As you may be aware, on 1 June 2017, the Government introduced the Treasury Laws Amendment (2017 Enterprise Incentives No. 2 Bill) 2017 ('the Bill') into the Commonwealth Parliament. This Bill has now passed the Senate and is expected to come into effect on 1 July 2018.
The Bill contains two major reforms to Australia's insolvency laws:
1. A new 'safe harbour' protecting directors from civil liability for seeking to restructure financially distressed companies; and
2. Restrictions on the enforcement of ipso facto clauses to facilitate restructurings.
I SAFE HARBOUR
The safe harbour provisions will apply where directors start developing one or more courses of action that is/are reasonably likely to lead to a better outcome for the company (rather than the appointment of an administrator or liquidator). Directors will not be liable for debts incurred directly or indirectly in connection with the course of action.
The safe harbour period is taken to start when the director starts to develop one or more courses of action after starting to suspect that the company may become or be insolvent.
While the directors will have the evidential burden of demonstrating the safe harbour provision is available, the director only needs to demonstrate a reasonable possibility that the safe harbour applies. The person bringing proceedings will, as per the Explanatory Memorandum, have to bear the legal burden to show on the balance of probabilities that the course of action being taken was not one reasonably likely to lead to a better outcome for the company.
a) What is a better outcome?
The Bill sets out an indicative but not exhaustive list of indicia that will be considered in determining whether a course of action is reasonably likely to lead to a better outcome. Such factors include whether the director:
• properly informed themselves about the company's financial position
• took steps to prevent misconduct by the company's officers and employees
• took appropriate steps to ensure the company keeps financial records
• obtained advice from a qualified entity and
• developed or implemented a plan to restructure the company to improve its financial position
b) When will safe harbour not be available?
Directors will not be able to utilise the safe harbour provisions where:
• Employee entitlements have not been paid when due and
• Tax obligations have not been fulfilled (ie. Tax returns have not been filed)
II IPSO FACTO CLAUSES
An ipso facto clause creates a contractual right that allows one party to terminate or modify the operation of a contract upon the occurrence of an event, irrespective of the other party complying with their contractual obligations. The reforms aim to expand the scope for successful company restructures by placing a stay on the enforcement of such clauses.
Such reforms will have an effect in agreements taking place after 1 July 2018 – that is, ipso facto clauses in contracts entered into prior to commencement will remain enforceable.
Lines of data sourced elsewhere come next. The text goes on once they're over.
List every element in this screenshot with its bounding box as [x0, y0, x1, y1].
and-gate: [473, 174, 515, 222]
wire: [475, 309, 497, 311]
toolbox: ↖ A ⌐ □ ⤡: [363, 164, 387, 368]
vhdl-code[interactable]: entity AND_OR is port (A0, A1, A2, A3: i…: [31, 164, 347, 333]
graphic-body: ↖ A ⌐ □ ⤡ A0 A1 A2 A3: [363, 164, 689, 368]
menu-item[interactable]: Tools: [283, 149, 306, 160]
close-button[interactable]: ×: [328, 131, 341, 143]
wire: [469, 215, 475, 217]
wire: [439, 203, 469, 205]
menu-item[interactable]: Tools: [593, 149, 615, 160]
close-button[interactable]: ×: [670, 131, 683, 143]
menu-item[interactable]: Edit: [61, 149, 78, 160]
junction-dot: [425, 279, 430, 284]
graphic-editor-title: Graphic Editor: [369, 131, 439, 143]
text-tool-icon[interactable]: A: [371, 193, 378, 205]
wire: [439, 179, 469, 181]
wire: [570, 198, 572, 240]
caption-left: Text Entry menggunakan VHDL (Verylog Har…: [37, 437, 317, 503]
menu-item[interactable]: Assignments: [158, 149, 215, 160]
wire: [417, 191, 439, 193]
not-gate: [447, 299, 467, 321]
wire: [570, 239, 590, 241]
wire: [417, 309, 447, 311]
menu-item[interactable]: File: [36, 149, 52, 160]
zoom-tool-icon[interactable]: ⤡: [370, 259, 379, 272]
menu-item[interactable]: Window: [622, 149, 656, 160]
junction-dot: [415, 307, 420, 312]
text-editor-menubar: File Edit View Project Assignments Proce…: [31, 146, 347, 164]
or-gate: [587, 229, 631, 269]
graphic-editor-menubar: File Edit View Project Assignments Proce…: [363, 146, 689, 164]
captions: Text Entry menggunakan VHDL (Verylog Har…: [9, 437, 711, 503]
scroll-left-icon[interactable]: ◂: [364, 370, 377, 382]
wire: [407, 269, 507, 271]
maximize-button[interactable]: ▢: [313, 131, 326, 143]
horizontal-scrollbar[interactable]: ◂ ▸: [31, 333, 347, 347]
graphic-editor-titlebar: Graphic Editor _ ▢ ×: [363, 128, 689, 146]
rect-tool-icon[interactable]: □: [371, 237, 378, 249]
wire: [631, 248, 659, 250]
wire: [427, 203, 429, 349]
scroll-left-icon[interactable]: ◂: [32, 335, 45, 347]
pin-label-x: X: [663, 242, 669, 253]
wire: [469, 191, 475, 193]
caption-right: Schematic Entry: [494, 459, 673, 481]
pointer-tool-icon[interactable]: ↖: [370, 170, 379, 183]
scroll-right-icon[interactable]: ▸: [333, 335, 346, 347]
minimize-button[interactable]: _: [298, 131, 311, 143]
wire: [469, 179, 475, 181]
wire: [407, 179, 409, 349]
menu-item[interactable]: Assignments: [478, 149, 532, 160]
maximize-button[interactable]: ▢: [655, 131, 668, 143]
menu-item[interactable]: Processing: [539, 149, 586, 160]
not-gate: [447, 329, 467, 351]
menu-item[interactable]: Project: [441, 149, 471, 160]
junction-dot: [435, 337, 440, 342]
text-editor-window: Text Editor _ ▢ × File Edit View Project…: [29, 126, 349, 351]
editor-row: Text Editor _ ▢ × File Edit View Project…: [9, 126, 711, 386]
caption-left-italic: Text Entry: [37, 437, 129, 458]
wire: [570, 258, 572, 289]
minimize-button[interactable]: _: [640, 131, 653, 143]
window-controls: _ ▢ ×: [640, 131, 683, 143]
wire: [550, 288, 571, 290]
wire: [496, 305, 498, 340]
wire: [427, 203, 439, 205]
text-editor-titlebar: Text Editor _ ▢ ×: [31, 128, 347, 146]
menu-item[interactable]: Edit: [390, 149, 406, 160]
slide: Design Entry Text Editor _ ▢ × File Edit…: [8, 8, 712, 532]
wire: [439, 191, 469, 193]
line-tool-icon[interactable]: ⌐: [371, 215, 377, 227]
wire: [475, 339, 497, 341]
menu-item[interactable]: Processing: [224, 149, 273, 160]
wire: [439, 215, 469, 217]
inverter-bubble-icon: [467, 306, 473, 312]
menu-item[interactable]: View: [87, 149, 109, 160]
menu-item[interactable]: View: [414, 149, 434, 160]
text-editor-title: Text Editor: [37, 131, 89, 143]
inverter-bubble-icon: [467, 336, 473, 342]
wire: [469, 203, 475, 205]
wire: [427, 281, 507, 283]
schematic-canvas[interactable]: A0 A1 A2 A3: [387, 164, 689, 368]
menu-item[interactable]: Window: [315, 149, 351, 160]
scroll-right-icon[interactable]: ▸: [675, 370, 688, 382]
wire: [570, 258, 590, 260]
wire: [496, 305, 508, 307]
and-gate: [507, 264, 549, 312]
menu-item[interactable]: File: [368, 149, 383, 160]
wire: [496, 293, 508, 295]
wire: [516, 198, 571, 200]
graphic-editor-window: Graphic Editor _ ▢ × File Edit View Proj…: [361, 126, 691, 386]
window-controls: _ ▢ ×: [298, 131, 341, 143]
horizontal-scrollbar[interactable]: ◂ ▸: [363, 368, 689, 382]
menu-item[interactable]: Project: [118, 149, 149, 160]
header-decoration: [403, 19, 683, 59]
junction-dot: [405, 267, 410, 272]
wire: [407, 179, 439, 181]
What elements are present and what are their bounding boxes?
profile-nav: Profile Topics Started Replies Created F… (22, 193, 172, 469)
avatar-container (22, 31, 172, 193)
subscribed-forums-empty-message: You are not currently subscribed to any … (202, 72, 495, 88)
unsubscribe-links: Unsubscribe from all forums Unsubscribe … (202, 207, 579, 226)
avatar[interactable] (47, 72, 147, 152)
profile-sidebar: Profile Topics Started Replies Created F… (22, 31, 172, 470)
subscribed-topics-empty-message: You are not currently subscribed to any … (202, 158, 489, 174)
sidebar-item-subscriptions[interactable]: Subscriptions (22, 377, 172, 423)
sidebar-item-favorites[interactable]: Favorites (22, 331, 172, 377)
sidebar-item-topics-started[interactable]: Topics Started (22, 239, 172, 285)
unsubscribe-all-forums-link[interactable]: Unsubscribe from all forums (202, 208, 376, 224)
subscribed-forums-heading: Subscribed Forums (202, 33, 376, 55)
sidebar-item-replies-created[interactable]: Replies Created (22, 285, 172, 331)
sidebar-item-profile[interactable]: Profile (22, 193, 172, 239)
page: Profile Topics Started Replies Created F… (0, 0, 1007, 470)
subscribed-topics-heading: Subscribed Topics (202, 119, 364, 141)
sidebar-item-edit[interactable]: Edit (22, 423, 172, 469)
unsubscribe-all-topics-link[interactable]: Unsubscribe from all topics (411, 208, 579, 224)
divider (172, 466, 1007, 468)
While directors should be cognisant of such reforms, the ramifications will remain to be seen for a while.
a) What is the period of the stay?
• In the context of an external administration, the stay period will commence from entry into administration until the administration ends.
• In the context of the appointment of a managing controller, the stay period will commence from appointment of the controller until their control of the company ends.
• In the context of an arrangement under Part 5.1 of the Corporations Act 2001 (Cth) ('the CA'), the stay period will commence from when an entity announces it will be making an application under s 411 of the CA for the purpose of avoiding being wound up in insolvency until either the:
- Application is withdrawn or the Court dismisses the application
- End of any arrangement approved as a result of the application under s 411 or
- The affairs of the body have been fully wound up following a resolution or order for the body to be wound up.
I hope the above summary of the Safe Harbour Law for Directors is helpful. As stated earlier this reform is likely to have significant impact on Credit Managers once the law becomes operational.